Issues 6 and 7 concerned whether requirements specifications should be easily understandable by domain experts and system engineers alike, and whether the techniques are usable by “average engineers” with Bachelor’s or Master’s degrees. Praxis says, in their conclusions, essentially that Z satisfies this condition.
Praxis’s main business lies in delivering high-quality software systems for critical applications. They do so through use of Z and the SPARK Toolset, both of which count in my book as formal methods. They also demonstrate that they produce higher-quality code for such systems than others are able to show that they do.

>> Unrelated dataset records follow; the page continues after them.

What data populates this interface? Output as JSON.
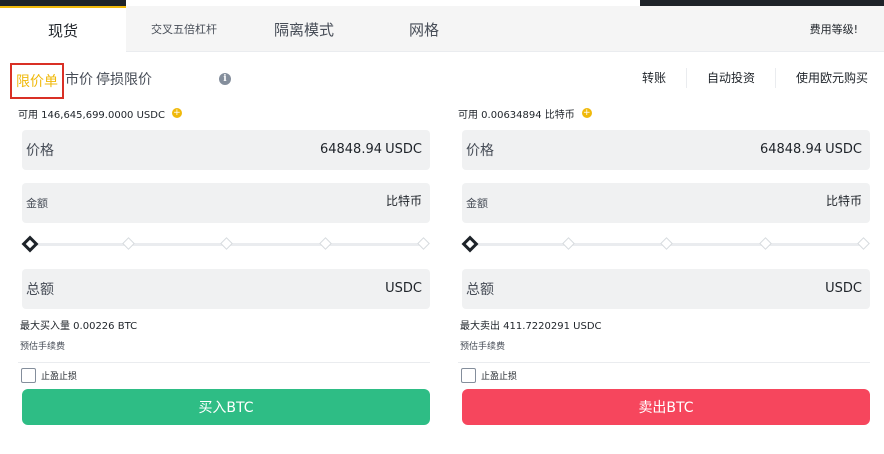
{
  "tabs": [
    {
      "label": "现货",
      "active": true
    },
    {
      "label": "交叉五倍杠杆",
      "active": false
    },
    {
      "label": "隔离模式",
      "active": false
    },
    {
      "label": "网格",
      "active": false
    }
  ],
  "fee_link": "费用等级!",
  "order_types": {
    "limit": "限价单",
    "market": "市价",
    "stop_limit": "停损限价"
  },
  "right_links": [
    "转账",
    "自动投资",
    "使用欧元购买"
  ],
  "buy": {
    "available": "可用 146,645,699.0000 USDC",
    "price_label": "价格",
    "price_value": "64848.94",
    "price_unit": "USDC",
    "amount_label": "金额",
    "amount_unit": "比特币",
    "total_label": "总额",
    "total_unit": "USDC",
    "max_line": "最大买入量 0.00226 BTC",
    "fee_line": "预估手续费",
    "tpsl_label": "止盈止损",
    "button": "买入BTC",
    "slider_percent": 0
  },
  "sell": {
    "available": "可用 0.00634894 比特币",
    "price_label": "价格",
    "price_value": "64848.94",
    "price_unit": "USDC",
    "amount_label": "金额",
    "amount_unit": "比特币",
    "total_label": "总额",
    "total_unit": "USDC",
    "max_line": "最大卖出 411.7220291 USDC",
    "fee_line": "预估手续费",
    "tpsl_label": "止盈止损",
    "button": "卖出BTC",
    "slider_percent": 0
  },
  "icons": {
    "info": "info-icon",
    "add": "plus-circle-icon"
  },
  "colors": {
    "accent": "#f0b90b",
    "buy": "#2ebd85",
    "sell": "#f6465d",
    "highlight_box": "#d93025"
  }
}
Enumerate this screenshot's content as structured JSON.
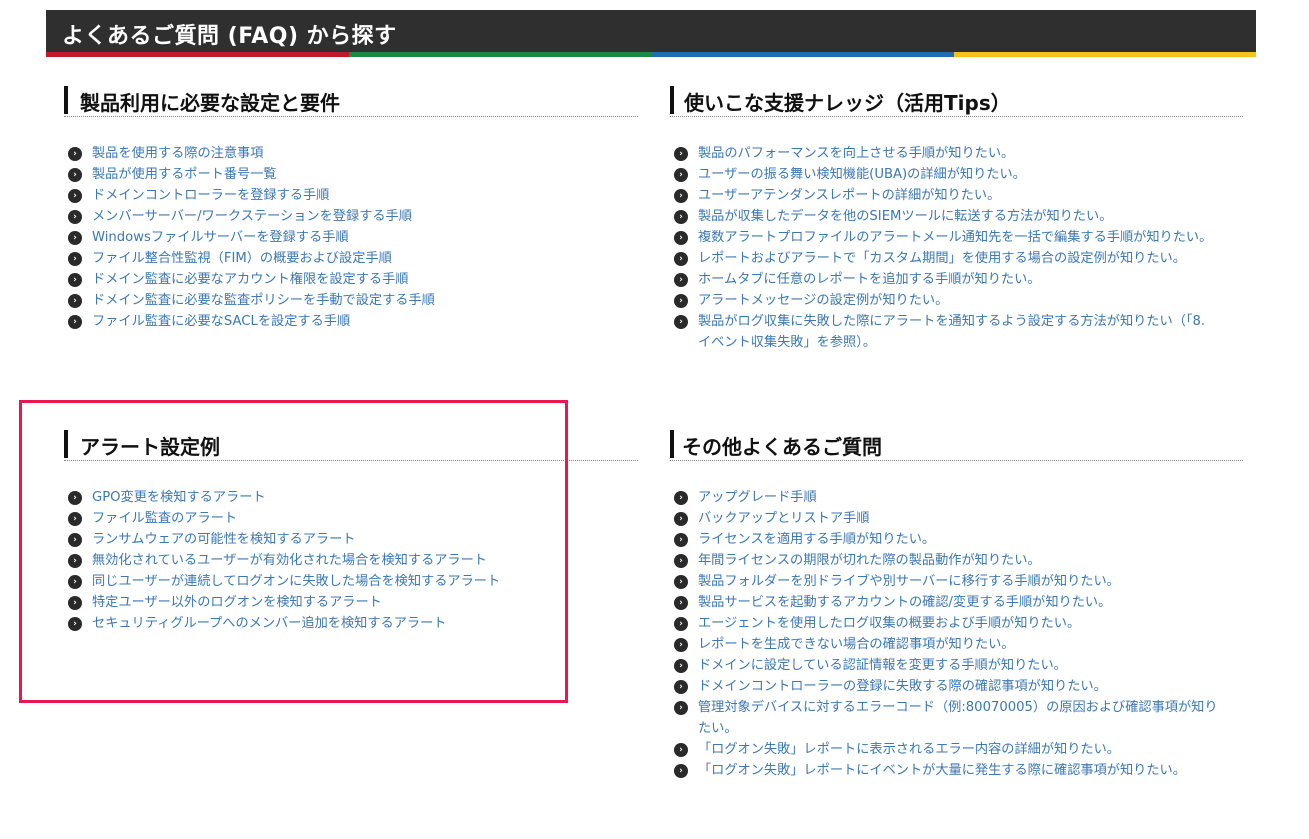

It is a mystery to me why any debate about the use of formal methods in developing critical systems has not been long settled through such examples. (And I do emphasise that Praxis’s methodology is just one example.) There are two conclusions I would wish to draw. First, methods that enable rigor in the development of systems really do that, and do so, as Praxis’s example shows, at little if any cost. And, second, rigor is important in assuring high quality of software systems under development.
Sort-of-disclaimer: I am not necessarily a fan of Z (too much special notation for my taste) although I am a fan of SPARK (used successfully by my Ph.D. advisee Bernd Sieker in his thesis for a system development in which the source code is proven to fulfil a demonstrably complete set of safety requirements).